A forthcoming paper by researchers at the State University of New York and the RAND Corporation explores this question using the best available data to date. They find evidence that the presence of an SRO leads to a reduction in some violent incidents at school.
But that relatively modest reduction comes at a steep cost: a massive increase in suspensions, expulsions and referrals to the criminal justice system, actions that can be ruinous to students’ lives.
Teasing out the effects of school resource officers is a tricky problem. In Minnesota, for instance, they’re present in about 30% of all public schools. Districts that opt to employ those officers may be different in fundamental ways from districts that don’t — they may have more problems with poverty or violence, for instance. Simply looking at student outcomes in SRO schools versus non-SRO schools is likely to confuse correlation with causation.
The SUNY/RAND study sidesteps this problem by way of a clever natural experiment. Police departments across the country can apply for federal funding to pay for putting officers in specific schools. Some of those applications are successful while others aren’t. By examining similar schools on either side of the funding cutoff, the researchers were able to eliminate the effects of confounders like demographics and poverty.
What was left, in isolation, was an estimate of how a new SRO program changed a school.
For a hypothetical school of 1,000 students, hiring an SRO leads to six fewer violent in-school incidents – fights, robberies and threats of violence. That works out to about a 30% decline.
That reduction also comes with a steep increase in severe disciplinary actions against students. There are 24 additional suspensions, one or two more expulsions, and two more referrals to the criminal justice system. Those are increases of up to 90% over the baseline level.
“The kids suspended, expelled, or arrested are far less likely to graduate and more likely to have further run-ins with the criminal justice system,” as the authors write in a recent opinion piece.
That may seem like the system working as intended by removing problematic students from the school environment. But Lucy Sorensen, the lead author of the study, cautions that that’s not necessarily the case. The steep rise in suspensions is particularly concerning, she said, because those typically arise from any number of minor infractions that shouldn’t fall under an SRO’s purview.
“SROs ideally should not get involved in minor disciplinary matters with students,” she said via email. “They are only supposed to deal with law enforcement related to serious delinquency and crimes.

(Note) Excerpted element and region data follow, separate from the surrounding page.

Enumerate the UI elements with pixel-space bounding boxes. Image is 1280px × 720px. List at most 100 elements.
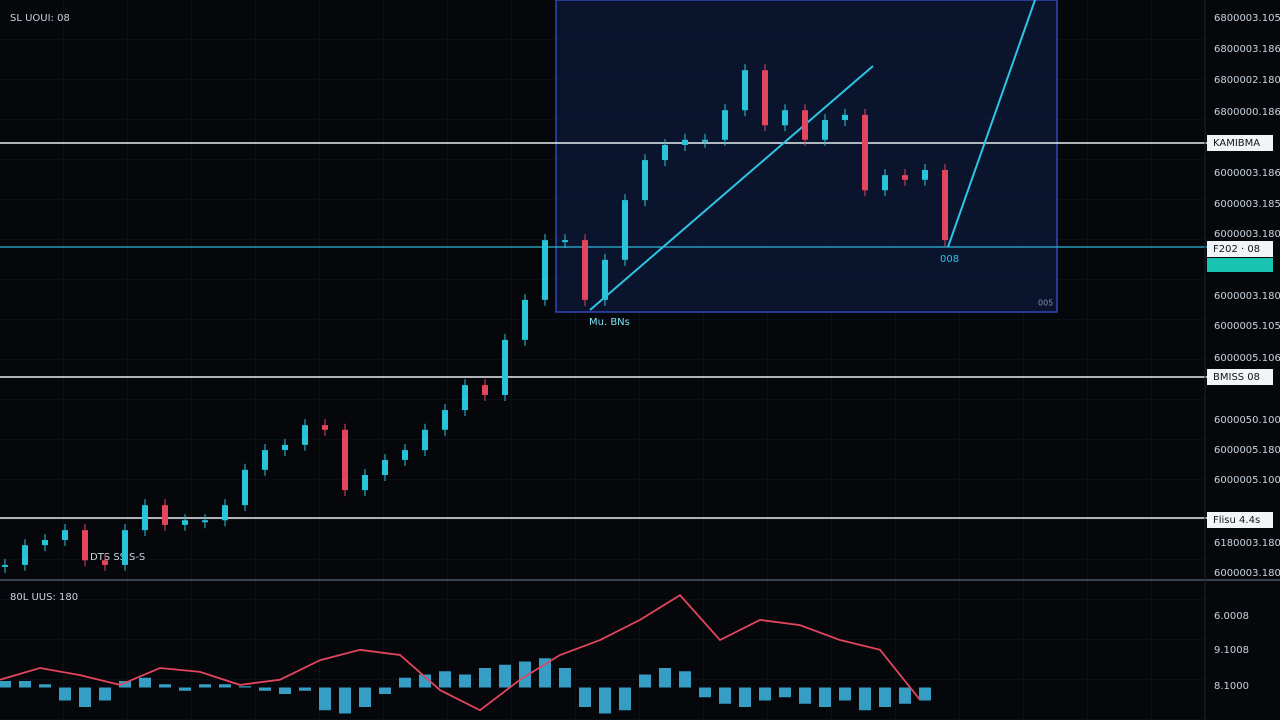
histogram-bar [299, 687, 311, 691]
candle [702, 139, 708, 142]
candle [482, 385, 488, 395]
histogram-bar [319, 687, 331, 711]
candle [662, 145, 668, 161]
histogram-bar [839, 687, 851, 701]
price-tag: Flisu 4.4s [1213, 515, 1260, 526]
candle [182, 520, 188, 525]
indicator-axis-label: 6.0008 [1214, 611, 1249, 622]
candle [62, 530, 68, 540]
histogram-bar [499, 664, 511, 688]
indicator-title: 80L UUS: 180 [10, 592, 78, 603]
indicator-axis-label: 8.1000 [1214, 681, 1249, 692]
candle [842, 114, 848, 121]
histogram-bar [79, 687, 91, 707]
histogram-bar [279, 687, 291, 694]
candle [242, 469, 248, 506]
price-tag-box [1207, 241, 1273, 257]
candle [42, 539, 48, 546]
price-axis-label: 6000003.185 [1214, 199, 1280, 210]
histogram-bar [0, 681, 11, 688]
candle [762, 70, 768, 126]
price-tag: BMISS 08 [1213, 372, 1260, 383]
annotation: Mu. BNs [589, 317, 630, 328]
price-axis-label: 6000003.180 [1214, 229, 1280, 240]
histogram-bar [159, 684, 171, 688]
histogram-bar [379, 687, 391, 694]
histogram-bar [459, 674, 471, 688]
candle [522, 299, 528, 340]
histogram-bar [59, 687, 71, 701]
candle [722, 110, 728, 140]
selection-box[interactable] [555, 0, 1058, 313]
histogram-bar [879, 687, 891, 707]
candle [802, 110, 808, 140]
candle [922, 169, 928, 180]
histogram-bar [559, 668, 571, 688]
histogram-bar [479, 668, 491, 688]
candle [442, 410, 448, 430]
histogram-bar [779, 687, 791, 698]
price-axis-label: 6000005.106 [1214, 353, 1280, 364]
candle [902, 175, 908, 180]
candle [882, 175, 888, 191]
candle [82, 530, 88, 561]
histogram-bar [619, 687, 631, 711]
price-axis-label: 6800003.186 [1214, 44, 1280, 55]
histogram-bar [579, 687, 591, 707]
histogram-bar [99, 687, 111, 701]
candle [562, 240, 568, 243]
candle [362, 475, 368, 491]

However, the fact that they increase discipline for minor incidents means that they are contributing to a more punitive school climate overall and not fulfilling appropriate roles and responsibilities.”
She also notes a lack of evidence in the existing literature that suspending or expelling problem students has any beneficial effect on other pupils.
The students suspended or expelled, on the other hand, face real, well-documented threats to their own future stability. They lose classroom time, become more likely to drop out, and are more likely to face a lifetime of criminal justice system involvement — the so-called school-to-prison pipeline that disproportionately affects Black students.
Sorensen says that ultimately, she does not believe the reduction of violence SROs bring is worth the steep cost of increased disciplinary consequences for students.
“I do not think that SROs are particularly sound investments from either a cost-benefit perspective or an equity perspective,” she said. “There are alternative school safety approaches out there, such as restorative justice practices or mental health supports, that do not produce as many negative spillovers onto students.”
But discussion of those sorts of tradeoffs has, so far, been lacking in the debate over SROs and physical restraints in Minnesota schools.